In a way, the open government movement is nothing but a process of shared learning. Citizens are not content with voting every two years: they demand, and have come to expect, spaces to present their concerns and ideas. Technology is a great facilitator of those processes. On the other hand, public officials have learned that an open decision-making process yields better results. Research shows that policies which include citizens in some stage of their inception are likely to be implemented more efficiently and swiftly. A better, more legitimate public policy is generally the outcome.

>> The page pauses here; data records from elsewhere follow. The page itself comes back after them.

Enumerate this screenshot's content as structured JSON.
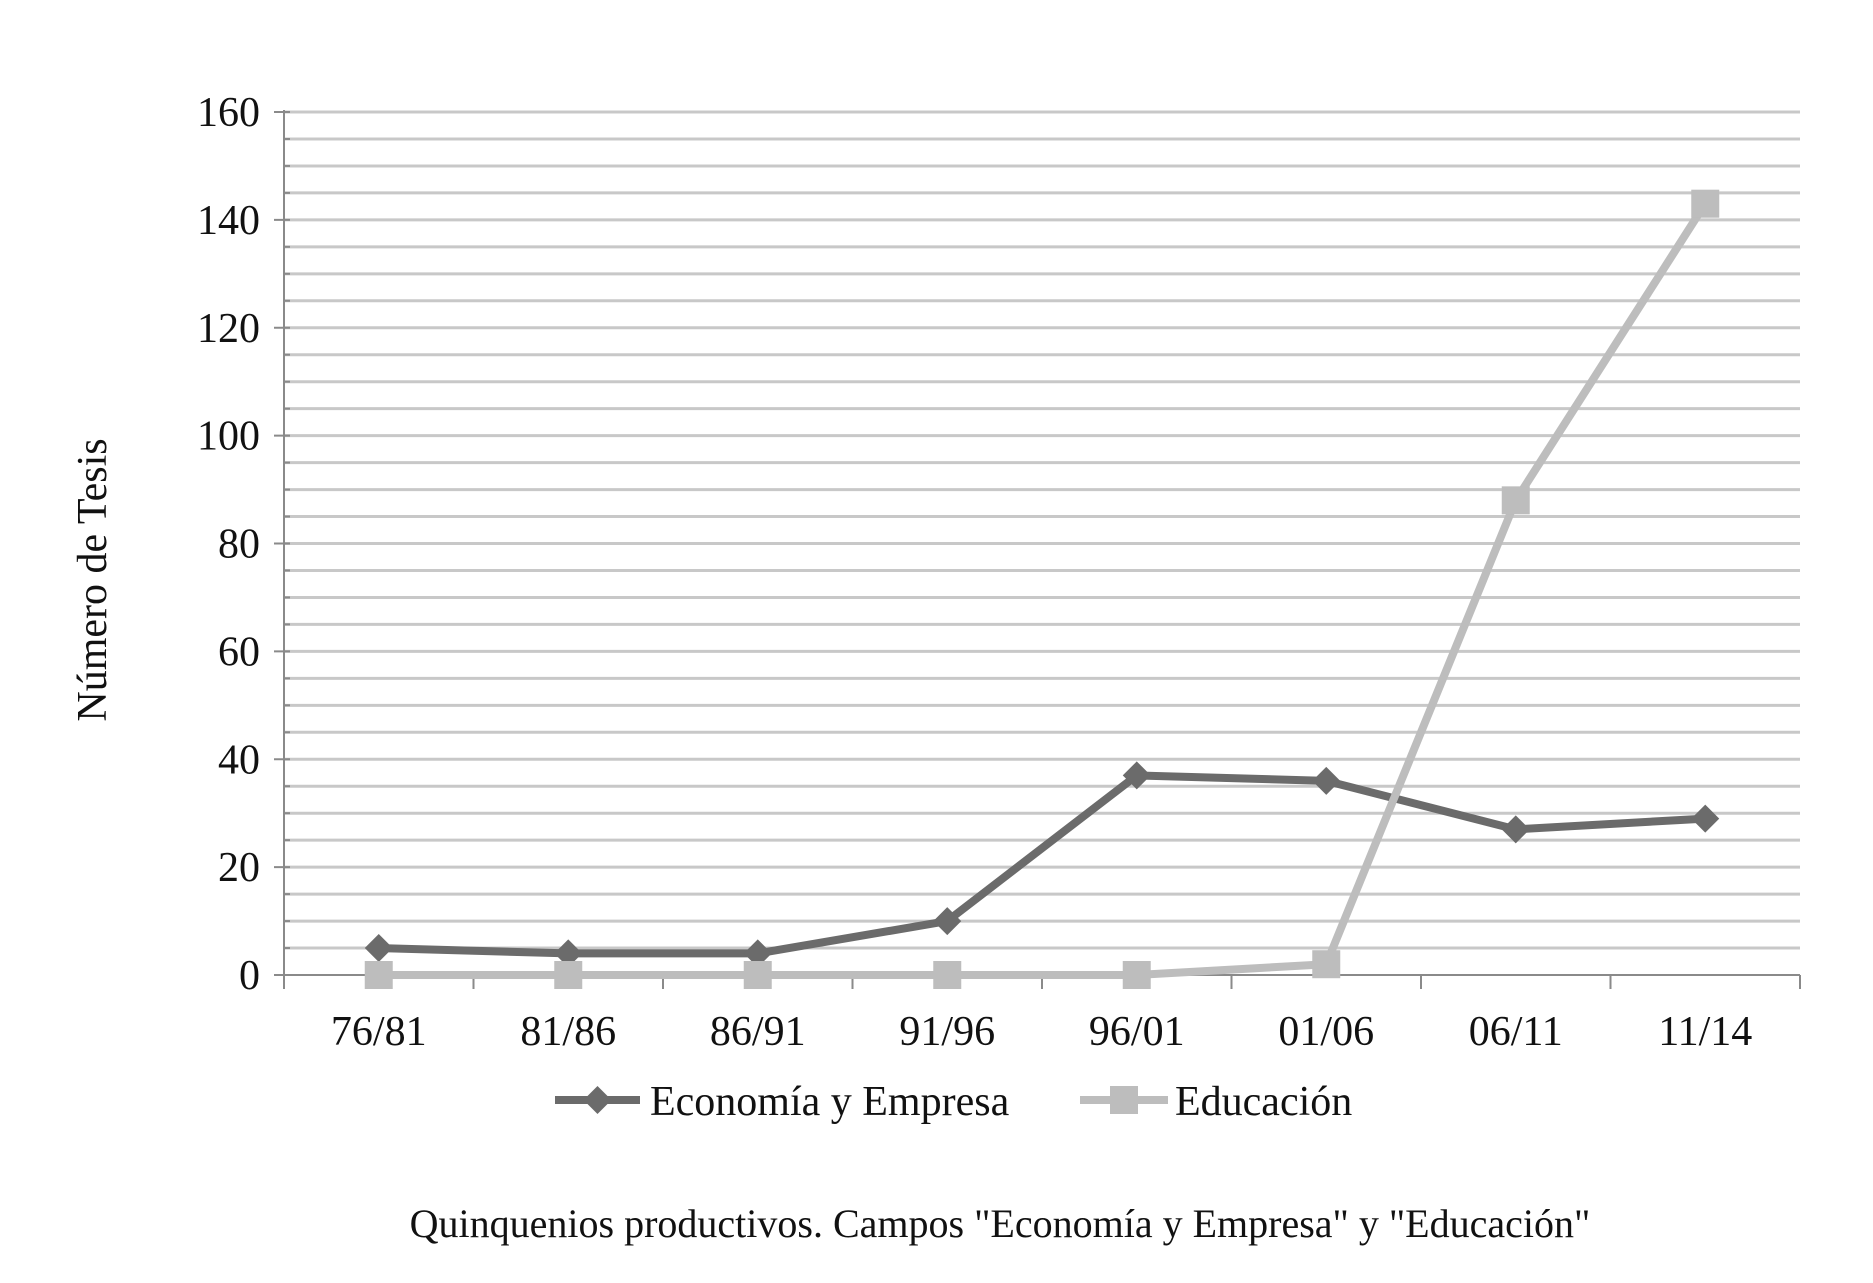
{
  "chart_data": {
    "type": "line",
    "title": "",
    "caption": "Quinquenios productivos. Campos \"Economía y Empresa\" y \"Educación\"",
    "xlabel": "",
    "ylabel": "Número de Tesis",
    "categories": [
      "76/81",
      "81/86",
      "86/91",
      "91/96",
      "96/01",
      "01/06",
      "06/11",
      "11/14"
    ],
    "ylim": [
      0,
      160
    ],
    "yticks": [
      0,
      20,
      40,
      60,
      80,
      100,
      120,
      140,
      160
    ],
    "minor_gridlines_every": 4,
    "grid": true,
    "legend_position": "bottom",
    "series": [
      {
        "name": "Economía y Empresa",
        "values": [
          5,
          4,
          4,
          10,
          37,
          36,
          27,
          29
        ],
        "color": "#6b6b6b",
        "marker": "diamond"
      },
      {
        "name": "Educación",
        "values": [
          0,
          0,
          0,
          0,
          0,
          2,
          88,
          143
        ],
        "color": "#bdbdbd",
        "marker": "square"
      }
    ]
  }
}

In Buenos Aires, this framework is applied to highpriority projects, something which is not –I pose– the result of chance or a coincidence. Take, for instance, the processes through which the slums of Buenos Aires —in which around 6 per cent of the population lives– are becoming part of the city, through public works, sewers, streets, side-walks, new housing, the moving in of government buildings, and so on. All these processes, complex and difficult as they obviously are, involve the people who live there. They take part in the decision-making processes and have a voice and a vote in the ways in which their informal neighborhoods become the new barrios of the city. These processes simply could not happen without them.

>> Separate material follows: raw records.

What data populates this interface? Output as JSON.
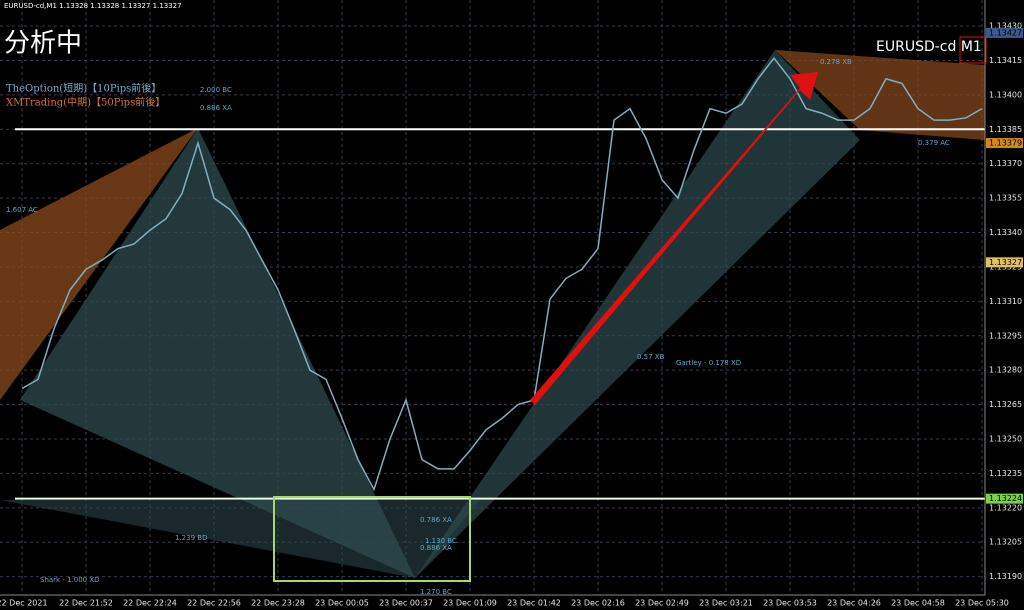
{
  "header": "EURUSD-cd,M1  1.13328 1.13328 1.13327 1.13327",
  "status": "分析中",
  "symbol_label": "EURUSD-cd M1",
  "legend": [
    "TheOption(短期)【10Pips前後】",
    "XMTrading(中期)【50Pips前後】"
  ],
  "chart_data": {
    "type": "line",
    "categories": [
      "22 Dec 2021",
      null,
      null,
      null,
      "22 Dec 21:52",
      null,
      null,
      null,
      "22 Dec 22:24",
      null,
      null,
      null,
      "22 Dec 22:56",
      null,
      null,
      null,
      "22 Dec 23:28",
      null,
      null,
      null,
      "23 Dec 00:05",
      null,
      null,
      null,
      "23 Dec 00:37",
      null,
      null,
      null,
      "23 Dec 01:09",
      null,
      null,
      null,
      "23 Dec 01:42",
      null,
      null,
      null,
      "23 Dec 02:16",
      null,
      null,
      null,
      "23 Dec 02:49",
      null,
      null,
      null,
      "23 Dec 03:21",
      null,
      null,
      null,
      "23 Dec 03:53",
      null,
      null,
      null,
      "23 Dec 04:26",
      null,
      null,
      null,
      "23 Dec 04:58",
      null,
      null,
      null,
      "23 Dec 05:30"
    ],
    "series": [
      {
        "name": "EURUSD-cd",
        "color": "#7fb0c0",
        "values": [
          1.13272,
          1.13276,
          1.13298,
          1.13315,
          1.13324,
          1.13328,
          1.13333,
          1.13335,
          1.13341,
          1.13346,
          1.13357,
          1.13379,
          1.13355,
          1.1335,
          1.13341,
          1.13328,
          1.13315,
          1.13298,
          1.1328,
          1.13276,
          1.13259,
          1.13241,
          1.13228,
          1.1325,
          1.13267,
          1.13241,
          1.13237,
          1.13237,
          1.13245,
          1.13254,
          1.13259,
          1.13265,
          1.13267,
          1.13311,
          1.1332,
          1.13324,
          1.13333,
          1.13389,
          1.13394,
          1.13381,
          1.13363,
          1.13355,
          1.13376,
          1.13394,
          1.13392,
          1.13396,
          1.13407,
          1.13416,
          1.13407,
          1.13394,
          1.13392,
          1.13389,
          1.13389,
          1.13394,
          1.13407,
          1.13405,
          1.13394,
          1.13389,
          1.13389,
          1.1339,
          1.13394
        ]
      }
    ],
    "ylim": [
      1.13182,
      1.13437
    ],
    "yticks": [
      {
        "value": 1.1343,
        "label": "1.13430"
      },
      1.13415,
      {
        "value": 1.134,
        "label": "1.13400"
      },
      1.13385,
      {
        "value": 1.1337,
        "label": "1.13370"
      },
      1.13355,
      {
        "value": 1.1334,
        "label": "1.13340"
      },
      1.13325,
      {
        "value": 1.1331,
        "label": "1.13310"
      },
      1.13295,
      {
        "value": 1.1328,
        "label": "1.13280"
      },
      1.13265,
      {
        "value": 1.1325,
        "label": "1.13250"
      },
      1.13235,
      {
        "value": 1.1322,
        "label": "1.13220"
      },
      1.13205,
      {
        "value": 1.1319,
        "label": "1.13190"
      }
    ],
    "grid": true,
    "levels": [
      1.13385,
      1.13224
    ],
    "price_tags": [
      1.13427,
      1.13379,
      1.13327,
      1.13224
    ],
    "annotations": [
      "2.000 BC",
      "0.886 XA",
      "1.607 AC",
      "1.239 BD",
      "Shark - 1.000 XD",
      "0.786 XA",
      "1.130 BC",
      "0.886 XA",
      "1.270 BC",
      "0.57 XB",
      "Gartley - 0.178 XD",
      "0.278 XB",
      "0.379 AC"
    ]
  }
}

New technologies offer new opportunities for citizen engagement. For instance, early in 2017 we launched an online system of collaboration in which citizens could create ideas to improve the city, gather support from their neighbors and vote to see their proposals come to life. Buenos Aires Elige is the outcome of a collaboration with the city of Madrid, based on a free software platform developed by our Spanish friends and colleagues, partners in the OGP subnational pilot program. Through this technology, thousands of citizens produced more than 26,000 ideas to improve their neighborhoods, which were discussed and eventually supported by thousands more. After a process of budgeting and feasibility analyses, these projects will move to a voting stage in which the most voted ideas will become a reality.

Accountability, transparency and responsiveness are also part of the core open government values. In that sense, we have launched in the city of Buenos Aires our Government Commitments, a program through which we commit to accomplish certain goals which have a direct impact on the quality of life of the inhabitants of Buenos Aires. By setting specific goals and by making the information necessary to measure how each commitment moves forward, we are including citizens in the monitoring of public policy. This has two important effects. First, it builds trust with citizens based on a change of paradigm, where government delivers and explains when delivery is, for some reason, not possible or not as expected. Second, it affects how governments work on the inside. Public commitments get special follow-up meetings, areas are committed to change and the stakes involved in planning are raised.

An open government is a government which is not only close to its citizens but also serves its citizens. That is, I posit, the true nature of a smart government: we become smart when we learn that the best ideas do not come from within, but are usually out there.